Optometrists are one component of eye health services. Other components of eye health services include:
- Ophthalmologists, who are doctors specialising in the medical and surgical treatment of eye health issues. Ophthalmologists may work in private practice or be employed as a staff specialist at a public hospital. Many ophthalmologists in private practice are also visiting medical officers within public hospitals.
- Orthoptists, who specialise in diagnosis and management of ocular motility, amblyopia (lazy eye) and binocular vision disorders, usually through eye exercises.
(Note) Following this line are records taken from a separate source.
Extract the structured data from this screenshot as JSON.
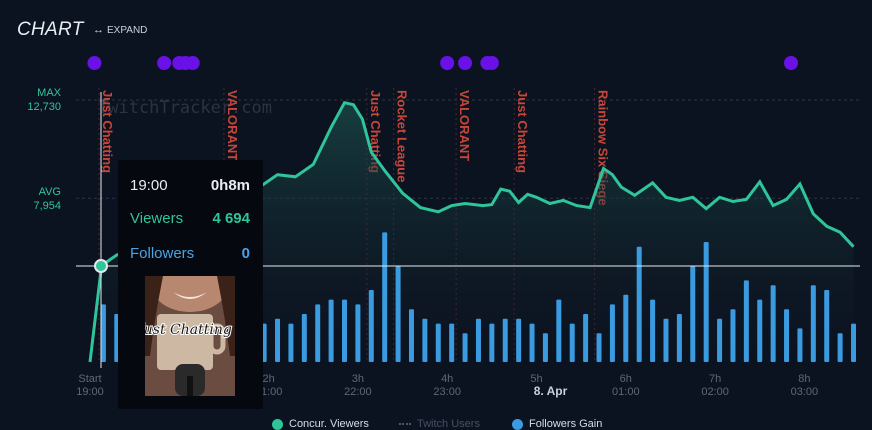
{
  "header": {
    "title": "CHART",
    "expand_label": "EXPAND",
    "expand_icon": "expand-arrows-icon"
  },
  "y_axis": {
    "max_label": "MAX",
    "max_value": "12,730",
    "avg_label": "AVG",
    "avg_value": "7,954"
  },
  "watermark": "TwitchTracker.com",
  "colors": {
    "viewers": "#2fc49a",
    "followers": "#3a9be0",
    "category": "#c0392b",
    "dots": "#6a11e8",
    "background": "#0c1320"
  },
  "tooltip": {
    "time": "19:00",
    "duration": "0h8m",
    "viewers_label": "Viewers",
    "viewers_value": "4 694",
    "followers_label": "Followers",
    "followers_value": "0",
    "thumbnail_text": "Just Chatting"
  },
  "legend": {
    "viewers": "Concur. Viewers",
    "twitch_users": "Twitch Users",
    "followers": "Followers Gain"
  },
  "chart_data": {
    "type": "line",
    "x_ticks": [
      {
        "hour": 0,
        "top": "Start",
        "bottom": "19:00"
      },
      {
        "hour": 2,
        "top": "2h",
        "bottom": "21:00"
      },
      {
        "hour": 3,
        "top": "3h",
        "bottom": "22:00"
      },
      {
        "hour": 4,
        "top": "4h",
        "bottom": "23:00"
      },
      {
        "hour": 5,
        "top": "5h",
        "bottom": "8. Apr"
      },
      {
        "hour": 6,
        "top": "6h",
        "bottom": "01:00"
      },
      {
        "hour": 7,
        "top": "7h",
        "bottom": "02:00"
      },
      {
        "hour": 8,
        "top": "8h",
        "bottom": "03:00"
      }
    ],
    "y_max_value": 12730,
    "y_avg_value": 7954,
    "categories": [
      {
        "hour": 0.1,
        "name": "Just Chatting"
      },
      {
        "hour": 1.5,
        "name": "VALORANT"
      },
      {
        "hour": 3.1,
        "name": "Just Chatting"
      },
      {
        "hour": 3.4,
        "name": "Rocket League"
      },
      {
        "hour": 4.1,
        "name": "VALORANT"
      },
      {
        "hour": 4.75,
        "name": "Just Chatting"
      },
      {
        "hour": 5.65,
        "name": "Rainbow Six Siege"
      }
    ],
    "series": [
      {
        "name": "Concur. Viewers",
        "x": [
          0.0,
          0.13,
          0.3,
          0.6,
          1.0,
          1.4,
          1.8,
          2.1,
          2.3,
          2.5,
          2.7,
          2.85,
          2.95,
          3.05,
          3.15,
          3.3,
          3.5,
          3.7,
          3.9,
          4.05,
          4.2,
          4.4,
          4.5,
          4.6,
          4.7,
          4.8,
          4.9,
          5.0,
          5.15,
          5.3,
          5.45,
          5.6,
          5.75,
          5.85,
          5.95,
          6.1,
          6.3,
          6.45,
          6.6,
          6.75,
          6.9,
          7.05,
          7.2,
          7.35,
          7.5,
          7.65,
          7.8,
          7.95,
          8.1,
          8.25,
          8.4,
          8.55
        ],
        "values": [
          0,
          4694,
          5200,
          5600,
          6100,
          6900,
          8200,
          9100,
          9000,
          9600,
          11400,
          12600,
          12500,
          11800,
          10200,
          9300,
          8200,
          7500,
          7300,
          7600,
          7700,
          7600,
          7650,
          8400,
          8300,
          7750,
          8150,
          8000,
          7700,
          7850,
          7600,
          7500,
          9400,
          9100,
          8500,
          8100,
          8700,
          8000,
          7850,
          8000,
          7450,
          8000,
          7800,
          7900,
          8750,
          7600,
          7900,
          8650,
          7200,
          6600,
          6300,
          5600
        ]
      },
      {
        "name": "Followers Gain",
        "x": [
          0.15,
          0.3,
          0.5,
          0.65,
          0.8,
          0.95,
          1.15,
          1.3,
          1.45,
          1.6,
          1.8,
          1.95,
          2.1,
          2.25,
          2.4,
          2.55,
          2.7,
          2.85,
          3.0,
          3.15,
          3.3,
          3.45,
          3.6,
          3.75,
          3.9,
          4.05,
          4.2,
          4.35,
          4.5,
          4.65,
          4.8,
          4.95,
          5.1,
          5.25,
          5.4,
          5.55,
          5.7,
          5.85,
          6.0,
          6.15,
          6.3,
          6.45,
          6.6,
          6.75,
          6.9,
          7.05,
          7.2,
          7.35,
          7.5,
          7.65,
          7.8,
          7.95,
          8.1,
          8.25,
          8.4,
          8.55
        ],
        "values": [
          12,
          10,
          11,
          9,
          10,
          11,
          10,
          9,
          10,
          11,
          9,
          8,
          9,
          8,
          10,
          12,
          13,
          13,
          12,
          15,
          27,
          20,
          11,
          9,
          8,
          8,
          6,
          9,
          8,
          9,
          9,
          8,
          6,
          13,
          8,
          10,
          6,
          12,
          14,
          24,
          13,
          9,
          10,
          20,
          25,
          9,
          11,
          17,
          13,
          16,
          11,
          7,
          16,
          15,
          6,
          8
        ]
      }
    ],
    "stream_dots_x": [
      0.05,
      0.83,
      1.0,
      1.07,
      1.15,
      4.0,
      4.2,
      4.45,
      4.5,
      7.85
    ]
  }
}
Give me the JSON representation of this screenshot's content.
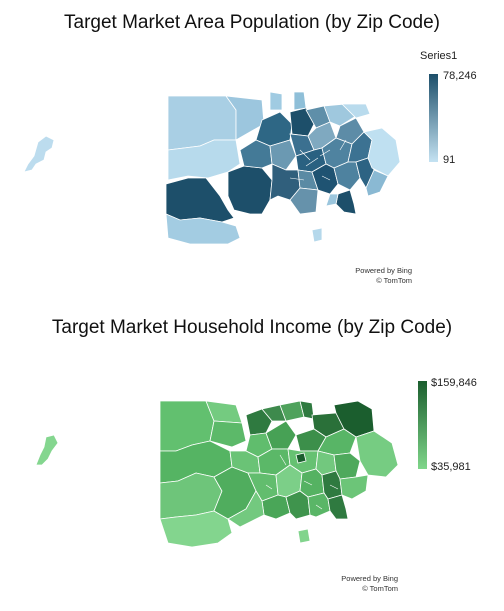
{
  "maps": [
    {
      "title": "Target Market Area Population (by Zip Code)",
      "legend": {
        "name": "Series1",
        "max_label": "78,246",
        "min_label": "91",
        "max": 78246,
        "min": 91,
        "color_max": "#1d4f6a",
        "color_min": "#c4e2f2"
      },
      "credits": [
        "Powered by Bing",
        "© TomTom"
      ]
    },
    {
      "title": "Target Market Household Income (by Zip Code)",
      "legend": {
        "name": "",
        "max_label": "$159,846",
        "min_label": "$35,981",
        "max": 159846,
        "min": 35981,
        "color_max": "#1b5e2e",
        "color_min": "#7fd68a"
      },
      "credits": [
        "Powered by Bing",
        "© TomTom"
      ]
    }
  ]
}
Orthoptists typically work closely with ophthalmologists to manage binocular vision treatment.
- Ophthalmic nurses, specialising in working closely with and assisting ophthalmologists.
- GPs, who are often consulted on emergency eye health issues (e.g. minor injuries or infections) and may also include eye examinations as a part of routine medical care.
- Remote area nurses, who often play a similar role to GPs in remote locations, and may also play a role in screening programs (such as trachoma screening).
- Aboriginal health workers, who may also be involved in screening (e.g. trachoma screening), managing minor eye health issues, patient and community education, working with visiting optometrists and ophthalmologists.
- Regional eye health coordinators, who are in positions funded by OATSIH and employed by AMSs. Eye health coordinators play different roles across Australia but frequently work with outreach optometrists and ophthalmologists in coordinating and assisting with outreach services. Eye health coordinators have a regional role, not exclusive to the AMS that employs them. The positions were originally established with funding from OATSIH. However, in recent years the funding has been incorporated into more general funding, without an explicit requirement to continue the employment of a designated eye health coordinator.